When we remember the children and teachers who lost their lives at Sandy Hook Elementary School or mourn the victims of the recent attack at the Boston Marathon, we need to ask ourselves why it is that so many tormented souls are committing these atrocities. 
If we ask this we will see our own complicity in the system that totally divests its weak so that they see no other outlet but violence. Violence is a cry of frustration, a cry for help. 

This is the case with international terrorism on the world stage and is the case for terrorism here at home. Violence perpetrated by an individual against another can more often than not be traced to the violence perpetrated by the society onto the individual. It is the reason why nameless young boys and girls are gunned down daily one by one on the streets of every major American city. 

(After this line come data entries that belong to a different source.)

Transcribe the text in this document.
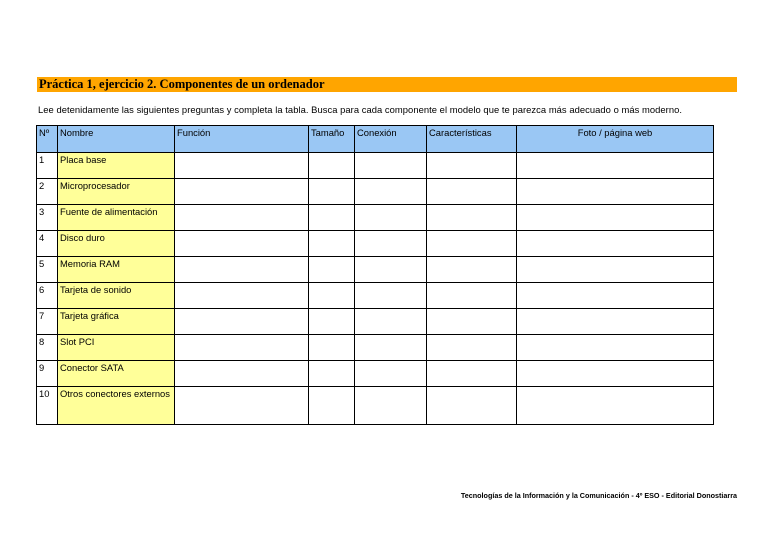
Práctica 1, ejercicio 2. Componentes de un ordenador
Lee detenidamente las siguientes preguntas y completa la tabla. Busca para cada componente el modelo que te parezca más adecuado o más moderno.
Nº	Nombre	Función	Tamaño	Conexión	Características	Foto / página web
1	Placa base					
2	Microprocesador					
3	Fuente de alimentación					
4	Disco duro					
5	Memoria RAM					
6	Tarjeta de sonido					
7	Tarjeta gráfica					
8	Slot PCI					
9	Conector SATA					
10	Otros conectores externos					
Tecnologías de la Información y la Comunicación - 4º ESO - Editorial Donostiarra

Robert F. Kennedy said in his famous 1968 speech, “The Mindless Menace of Violence”—not long before his own violent death—that this type of social violence is perpetrated by our society’s “indifference and inaction and slow decay.”  

“This is the violence that afflicts the poor, that poisons relations between men because their skin has different colors. This is the slow destruction of a child by hunger, and schools without books and homes without heat in the winter. And this too afflicts us all,” Kennedy said. 

And, for the most part, this violence has only intensified since 1968. The instability of a globalized economy that can guarantee some the cheapest goods denies others the stability of a steady paycheck and meaningful work. It reduces the uneducated to menial labor and tears apart families in our worst neighborhoods. 

In our country, we have made sacred the idea of meritocracy—the best will get their reward. But what about everyone else? Where is their justice? 

Our economy chews up and spits out those who cannot make the grade or earn the credentials. Our reflex as a society is to blame these people for their failure. Of course this dismissive and spiteful attitude is going to encourage violence in response.  

While an extreme reaction, violence is the inevitable result of our insistence on rubbing failure into the faces of those who have drawn society’s short straws. 

Kennedy knew that there was no way to finally and completely eliminate what he called “the mindless menace of violence.” 

But he knew that we could reduce it by treating the wounds that our economy inflicts. Otherwise, Kennedy warned us, “We learn, at the last, to look at our brothers as aliens, men with whom we share a city, but not a community, men bound to us in common dwelling, but not in common effort. We learn to share only a common fear, only a common desire to retreat from each other, only a common impulse to meet disagreement with force.” 

Violence is the result of a fraying individualistic society where those who have achieved success and power cast aside those who cannot keep up. We must change. 

This means supporting government policies that promote opportunity. 

Where hope is absent, violence takes its place. That is the lesson of our inner cities where gangs present the best opportunity for many young boys to achieve control over their own lives and the respect of their peers. 

But it also means creating a working safety net that will catch those who, given opportunity and support will still fail. 

Where is the funding for that treatment? Employees at Walmart, one of the most profitable businesses in this country, are paid so little that they are encouraged to apply for food stamps at orientation. 

Where are the unions to demand living wages and job stability? The fastest growing sectors in this economy are technology and finance. Is it fair to ask an unemployed 50-year-old steel worker to go back to school to learn programming because that is where the jobs are? 

As a society, we must demand policies that will alleviate the wounds our economy inflicts upon those who we deem inferior. We must restore hope for those the economy has spit out that there is still a chance for them to lead a comfortable life. 

If we do not, violence will continue unabated, a cry of rage against an unjust system. 

That was Robert F. Kennedy’s message in 1968, and it is even more true today. 

Sam Vitello is a member of the Class of 2013.